In Japan, compulsory education stops after junior high school, and though the vast majority of Japanese people now graduate from high school, it wasn’t always that way. Up until about 1980, many young people pursued full-time employment right after finishing junior high, and the jobs were not only plentiful but rewarding. I remember when I was teaching English in the late 1980s to company employees who needed intensive English training because they were being sent overseas during the go-go bubble era, a good portion of my students were junior high graduates who had gotten jobs in factories for major companies like NEC and Toyota and then worked their way up through the system. Many had become managers.

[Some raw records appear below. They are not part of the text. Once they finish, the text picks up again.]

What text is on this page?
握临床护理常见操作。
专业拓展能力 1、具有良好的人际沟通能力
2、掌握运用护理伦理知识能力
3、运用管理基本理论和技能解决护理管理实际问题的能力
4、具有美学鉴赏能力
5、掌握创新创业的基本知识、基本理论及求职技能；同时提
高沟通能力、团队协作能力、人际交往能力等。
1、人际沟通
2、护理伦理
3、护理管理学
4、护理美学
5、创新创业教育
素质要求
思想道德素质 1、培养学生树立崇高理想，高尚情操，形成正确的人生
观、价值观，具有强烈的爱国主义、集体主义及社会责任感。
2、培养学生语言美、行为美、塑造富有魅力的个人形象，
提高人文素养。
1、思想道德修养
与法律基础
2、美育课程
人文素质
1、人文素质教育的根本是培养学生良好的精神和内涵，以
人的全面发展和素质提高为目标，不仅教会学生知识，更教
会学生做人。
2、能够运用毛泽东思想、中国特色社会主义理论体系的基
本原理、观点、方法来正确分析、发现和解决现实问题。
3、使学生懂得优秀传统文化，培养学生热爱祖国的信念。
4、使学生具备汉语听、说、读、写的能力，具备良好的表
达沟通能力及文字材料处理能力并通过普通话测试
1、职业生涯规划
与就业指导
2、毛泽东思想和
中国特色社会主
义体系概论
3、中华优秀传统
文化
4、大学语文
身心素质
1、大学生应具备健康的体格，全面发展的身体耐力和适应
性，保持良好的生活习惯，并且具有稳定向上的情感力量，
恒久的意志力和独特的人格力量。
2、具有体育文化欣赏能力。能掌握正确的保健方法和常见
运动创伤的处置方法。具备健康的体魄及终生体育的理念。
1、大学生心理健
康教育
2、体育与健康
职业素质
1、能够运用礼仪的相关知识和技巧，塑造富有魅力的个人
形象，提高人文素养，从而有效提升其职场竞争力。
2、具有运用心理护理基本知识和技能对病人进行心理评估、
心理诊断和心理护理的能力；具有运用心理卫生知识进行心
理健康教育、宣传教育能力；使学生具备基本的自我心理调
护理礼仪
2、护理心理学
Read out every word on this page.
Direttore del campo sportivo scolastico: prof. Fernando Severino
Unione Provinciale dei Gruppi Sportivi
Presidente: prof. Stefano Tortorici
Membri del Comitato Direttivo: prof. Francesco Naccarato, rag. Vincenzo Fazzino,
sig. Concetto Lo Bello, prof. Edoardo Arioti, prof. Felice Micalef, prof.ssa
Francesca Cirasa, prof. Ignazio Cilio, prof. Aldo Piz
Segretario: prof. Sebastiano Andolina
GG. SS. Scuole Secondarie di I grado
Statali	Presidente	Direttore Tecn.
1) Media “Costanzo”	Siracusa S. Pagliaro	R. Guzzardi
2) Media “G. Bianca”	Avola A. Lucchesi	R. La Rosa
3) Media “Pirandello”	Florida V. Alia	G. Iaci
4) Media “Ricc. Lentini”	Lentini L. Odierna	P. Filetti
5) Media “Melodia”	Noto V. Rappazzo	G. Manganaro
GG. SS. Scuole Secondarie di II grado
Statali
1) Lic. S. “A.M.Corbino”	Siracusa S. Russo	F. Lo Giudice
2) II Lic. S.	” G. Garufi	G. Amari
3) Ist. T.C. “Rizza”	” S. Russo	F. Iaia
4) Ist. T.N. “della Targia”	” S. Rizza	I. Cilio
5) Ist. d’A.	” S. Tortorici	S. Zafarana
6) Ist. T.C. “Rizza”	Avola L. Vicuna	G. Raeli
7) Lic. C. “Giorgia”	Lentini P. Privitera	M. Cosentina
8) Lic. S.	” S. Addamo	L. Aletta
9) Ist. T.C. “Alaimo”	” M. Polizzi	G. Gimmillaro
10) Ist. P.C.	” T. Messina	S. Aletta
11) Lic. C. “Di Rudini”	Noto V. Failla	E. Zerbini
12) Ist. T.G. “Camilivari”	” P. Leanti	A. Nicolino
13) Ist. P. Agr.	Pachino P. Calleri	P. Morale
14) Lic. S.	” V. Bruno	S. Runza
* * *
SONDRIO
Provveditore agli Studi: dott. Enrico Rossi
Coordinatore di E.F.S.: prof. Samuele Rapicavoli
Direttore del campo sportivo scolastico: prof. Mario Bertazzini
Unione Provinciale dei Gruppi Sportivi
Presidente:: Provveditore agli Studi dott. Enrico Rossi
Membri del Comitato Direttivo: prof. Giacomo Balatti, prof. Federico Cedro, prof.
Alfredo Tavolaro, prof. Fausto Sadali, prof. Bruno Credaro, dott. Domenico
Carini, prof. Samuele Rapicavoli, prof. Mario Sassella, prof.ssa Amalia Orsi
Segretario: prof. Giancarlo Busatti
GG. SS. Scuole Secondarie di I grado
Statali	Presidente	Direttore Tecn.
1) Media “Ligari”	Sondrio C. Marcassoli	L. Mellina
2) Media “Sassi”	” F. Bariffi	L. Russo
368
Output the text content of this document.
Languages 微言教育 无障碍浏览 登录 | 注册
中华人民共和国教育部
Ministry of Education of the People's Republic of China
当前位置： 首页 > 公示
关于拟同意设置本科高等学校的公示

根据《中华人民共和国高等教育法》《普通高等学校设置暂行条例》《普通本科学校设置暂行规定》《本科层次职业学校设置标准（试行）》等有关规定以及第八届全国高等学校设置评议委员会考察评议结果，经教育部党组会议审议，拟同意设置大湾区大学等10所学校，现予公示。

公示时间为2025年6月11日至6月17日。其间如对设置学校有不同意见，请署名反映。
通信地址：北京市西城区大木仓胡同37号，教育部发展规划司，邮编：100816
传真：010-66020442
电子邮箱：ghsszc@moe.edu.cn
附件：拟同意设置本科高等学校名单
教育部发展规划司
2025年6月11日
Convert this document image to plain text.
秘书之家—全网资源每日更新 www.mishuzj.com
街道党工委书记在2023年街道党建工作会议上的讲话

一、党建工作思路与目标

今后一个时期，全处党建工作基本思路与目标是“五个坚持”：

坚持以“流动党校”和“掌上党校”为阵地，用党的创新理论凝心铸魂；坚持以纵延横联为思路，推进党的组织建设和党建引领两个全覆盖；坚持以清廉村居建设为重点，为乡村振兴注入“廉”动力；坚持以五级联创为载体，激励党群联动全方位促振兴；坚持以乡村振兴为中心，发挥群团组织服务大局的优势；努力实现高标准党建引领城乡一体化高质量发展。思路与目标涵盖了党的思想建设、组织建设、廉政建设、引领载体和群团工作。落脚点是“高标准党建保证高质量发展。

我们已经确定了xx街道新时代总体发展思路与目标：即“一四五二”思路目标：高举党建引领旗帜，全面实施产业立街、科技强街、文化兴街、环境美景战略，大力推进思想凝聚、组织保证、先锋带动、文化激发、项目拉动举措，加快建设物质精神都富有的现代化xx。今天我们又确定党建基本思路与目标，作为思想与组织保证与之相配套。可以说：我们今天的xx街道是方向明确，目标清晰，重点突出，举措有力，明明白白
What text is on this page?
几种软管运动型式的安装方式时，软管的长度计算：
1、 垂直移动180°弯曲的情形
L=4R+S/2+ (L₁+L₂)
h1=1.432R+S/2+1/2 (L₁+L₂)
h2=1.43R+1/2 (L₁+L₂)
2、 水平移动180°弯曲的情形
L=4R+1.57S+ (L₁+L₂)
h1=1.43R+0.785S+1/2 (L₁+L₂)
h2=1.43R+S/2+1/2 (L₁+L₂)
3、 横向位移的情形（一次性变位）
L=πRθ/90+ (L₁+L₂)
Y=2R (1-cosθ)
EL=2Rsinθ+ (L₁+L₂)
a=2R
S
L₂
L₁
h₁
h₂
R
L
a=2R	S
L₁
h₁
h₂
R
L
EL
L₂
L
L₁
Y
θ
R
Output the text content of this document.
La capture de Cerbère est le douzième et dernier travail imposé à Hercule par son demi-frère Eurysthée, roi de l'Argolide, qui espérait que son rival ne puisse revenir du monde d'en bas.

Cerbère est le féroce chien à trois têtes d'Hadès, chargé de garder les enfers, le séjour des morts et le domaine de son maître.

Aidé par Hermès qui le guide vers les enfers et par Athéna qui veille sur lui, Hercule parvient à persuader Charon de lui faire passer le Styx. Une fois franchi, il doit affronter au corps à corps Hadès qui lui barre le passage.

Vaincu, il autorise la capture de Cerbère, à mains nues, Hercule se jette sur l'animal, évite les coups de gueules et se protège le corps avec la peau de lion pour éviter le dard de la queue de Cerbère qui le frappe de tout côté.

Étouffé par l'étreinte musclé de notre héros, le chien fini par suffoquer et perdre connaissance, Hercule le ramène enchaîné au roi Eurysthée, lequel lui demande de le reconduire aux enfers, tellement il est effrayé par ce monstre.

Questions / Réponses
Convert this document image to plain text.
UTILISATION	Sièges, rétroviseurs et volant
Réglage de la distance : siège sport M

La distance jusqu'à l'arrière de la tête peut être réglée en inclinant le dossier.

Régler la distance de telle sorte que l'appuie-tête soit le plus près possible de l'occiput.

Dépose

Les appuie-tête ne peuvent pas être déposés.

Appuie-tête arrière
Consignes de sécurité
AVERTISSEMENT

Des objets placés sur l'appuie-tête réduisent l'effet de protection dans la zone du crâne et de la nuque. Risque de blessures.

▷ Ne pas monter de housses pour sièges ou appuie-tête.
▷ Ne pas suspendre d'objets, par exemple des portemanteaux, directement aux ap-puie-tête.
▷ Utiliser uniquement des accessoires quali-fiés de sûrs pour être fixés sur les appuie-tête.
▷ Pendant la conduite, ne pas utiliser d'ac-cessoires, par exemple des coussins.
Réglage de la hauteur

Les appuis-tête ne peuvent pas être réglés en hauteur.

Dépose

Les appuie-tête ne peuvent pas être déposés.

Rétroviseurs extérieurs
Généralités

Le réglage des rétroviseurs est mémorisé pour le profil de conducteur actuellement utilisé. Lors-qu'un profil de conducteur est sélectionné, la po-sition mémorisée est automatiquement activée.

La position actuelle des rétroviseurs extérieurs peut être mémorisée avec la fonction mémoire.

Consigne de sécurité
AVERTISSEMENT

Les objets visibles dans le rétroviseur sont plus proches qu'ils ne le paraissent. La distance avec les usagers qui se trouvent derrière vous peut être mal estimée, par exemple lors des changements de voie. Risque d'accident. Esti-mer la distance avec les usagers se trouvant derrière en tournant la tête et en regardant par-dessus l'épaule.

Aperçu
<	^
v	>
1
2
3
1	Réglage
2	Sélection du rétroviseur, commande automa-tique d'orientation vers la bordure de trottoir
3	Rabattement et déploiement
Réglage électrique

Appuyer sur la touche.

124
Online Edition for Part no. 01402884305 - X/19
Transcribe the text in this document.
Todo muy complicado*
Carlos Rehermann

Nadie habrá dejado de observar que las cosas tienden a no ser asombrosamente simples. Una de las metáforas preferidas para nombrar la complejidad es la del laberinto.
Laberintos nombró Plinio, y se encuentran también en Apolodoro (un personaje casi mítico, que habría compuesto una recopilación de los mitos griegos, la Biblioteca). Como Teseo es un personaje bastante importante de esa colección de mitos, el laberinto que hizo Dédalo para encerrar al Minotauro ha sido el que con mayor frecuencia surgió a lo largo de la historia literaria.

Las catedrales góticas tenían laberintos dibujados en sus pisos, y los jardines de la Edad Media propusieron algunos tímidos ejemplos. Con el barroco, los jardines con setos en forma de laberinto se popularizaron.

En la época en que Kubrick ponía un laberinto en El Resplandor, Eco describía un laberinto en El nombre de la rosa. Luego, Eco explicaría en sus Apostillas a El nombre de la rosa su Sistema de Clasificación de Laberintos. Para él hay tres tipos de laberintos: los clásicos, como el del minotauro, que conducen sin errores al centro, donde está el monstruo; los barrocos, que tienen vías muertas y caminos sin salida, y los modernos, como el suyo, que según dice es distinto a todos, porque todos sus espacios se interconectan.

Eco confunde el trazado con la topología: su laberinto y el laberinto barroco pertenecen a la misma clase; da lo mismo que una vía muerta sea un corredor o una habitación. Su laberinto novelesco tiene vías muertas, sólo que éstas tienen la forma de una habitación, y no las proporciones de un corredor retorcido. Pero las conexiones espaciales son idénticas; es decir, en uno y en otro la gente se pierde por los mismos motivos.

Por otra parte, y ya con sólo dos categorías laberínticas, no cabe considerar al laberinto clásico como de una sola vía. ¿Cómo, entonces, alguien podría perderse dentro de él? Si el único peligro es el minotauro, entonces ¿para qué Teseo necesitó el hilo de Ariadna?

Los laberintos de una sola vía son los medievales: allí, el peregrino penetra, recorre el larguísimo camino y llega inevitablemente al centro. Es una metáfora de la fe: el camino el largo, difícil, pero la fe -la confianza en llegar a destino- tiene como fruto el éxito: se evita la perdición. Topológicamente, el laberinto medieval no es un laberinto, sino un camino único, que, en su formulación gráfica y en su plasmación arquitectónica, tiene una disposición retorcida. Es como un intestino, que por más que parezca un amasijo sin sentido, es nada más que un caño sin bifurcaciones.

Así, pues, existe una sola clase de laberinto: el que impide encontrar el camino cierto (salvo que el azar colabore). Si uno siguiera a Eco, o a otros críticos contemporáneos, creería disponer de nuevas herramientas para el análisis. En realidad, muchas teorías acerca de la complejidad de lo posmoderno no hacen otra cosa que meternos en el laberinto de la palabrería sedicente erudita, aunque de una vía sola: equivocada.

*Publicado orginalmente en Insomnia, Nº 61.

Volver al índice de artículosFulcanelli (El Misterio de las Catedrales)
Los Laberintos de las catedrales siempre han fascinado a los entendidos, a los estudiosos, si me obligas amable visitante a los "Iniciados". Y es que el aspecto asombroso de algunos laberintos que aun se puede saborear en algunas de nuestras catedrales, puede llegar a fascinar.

In the 60s and 70s when these employees entered the work force, private companies were not necessarily looking for graduates of elite universities because their goal was to train new people on-the-job in order to make them fit their particular corporate culture.
But a junior high school education was still important, which is why at the end of the 1940s, so-called night junior high schools were established throughout Japan for the purpose of educating young people of junior high school age who otherwise could not attend conventional daytime public junior high schools because of poverty, family work, or even discrimination. That system remains in effect today, though its role has changed considerably over the years. In addition, there are fewer night junior high schools than there used to be. According to Satoshi Eguchi, an education expert writing in the Koron column of the Asahi Shimbun on Feb. 4, there are now only about 60 public night junior high schools in all of Japan, and they are barely getting by at the discretion of local education committees.
The situation had become such that in 2016, the central government implemented the Education Opportunity Assurance Law, whose mission was to have at least one public night junior high school in each city whose population exceeded 500,000. By doing so, the government thought it could assure at least one public night junior high school in each prefecture.
For the most part, students who entered night junior high schools in the late 1940s and 50s were children who worked on family farms or in family businesses and thus could not attend school during the day. Then in the 60s, after Japan and South Korea normalized relations, families of Japanese persons who were living in South Korea when the war ended and remained there started coming to Japan to live, and night junior high schools became a place where they could study the Japanese language. The same thing happened after Japan normalized relations with China in 1972, since there were many Japanese who had been abandoned as children in China after the war and who wished to “return” to Japan. Many could not speak Japanese and so they attended night junior high schools. By 1981, according to Eguchi, 69 percent of students at night junior high schools were returning Chinese and Koreans, as well as zainichi (Japan-resident) Koreans who had been prevented from attending regular public schools when they were young due to discrimination. What many of these students had in common was that they were adults, meaning not of junior high school age. Their main reason for attending night junior high schools was to become fluent in Japanese, but they also studied other required subjects in order to earn junior high school diplomas.
Shortly thereafter, many of these schools started offering Japanese language classes to general foreigners who were living in Japan. These programs came into their own in the 1990s when the government revised immigration laws to allow foreigners, mostly South Americans but also Chinese, who had Japanese relatives in their family trees to come to Japan to work and live. These new immigrants needed to learn Japanese fast, and the only free system for doing so was the night junior high school.